My grandmother, who's never been a drinker, has scerosis of the liver. I don't know how she got it. She just has it.

These, her last days, are bittersweet. Grandma gave me such a happy childhood. When I lose her, I will lose so much, and, though her body is wearing out, she still has so much love and knowledge to give, and she is a gift simply because of who she is.
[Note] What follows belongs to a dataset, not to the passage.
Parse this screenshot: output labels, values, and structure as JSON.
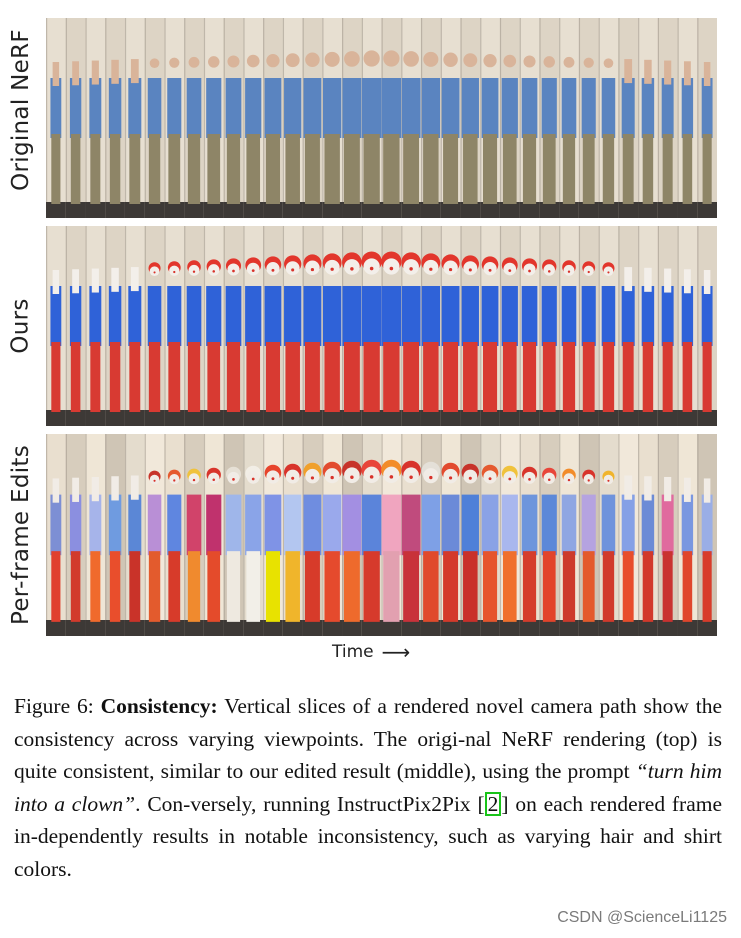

But still, I don't want to see her suffer. I wonder when she will go... Home.

1 Comments:

Blogger dawn said...

Wow, this must have been the "Grandmother" weekend. I just read Megan's post, and now yours, and I was thinking of my Grandmother this past weekend - it was the 3rd anniversary of her passing. I am so glad that you are able to spend this time with your Grandmother. Mine spent the last few years of her life in a nursing home about 3.5 hours away from me (she had alzheimers and dementia) so I didn't always make the time to go visit her... and when I did, I couldn't really talk with her because she didn't speak much. Not to mention her mind was very jumbled and confused from the dementia. I really wish I had known more about her life and more about her as a person, not just as my Grandmother. So this is a beautiful thing you are doing, because once your Grandmother is called home, her stories and memories will survive, and she will never be truly gone.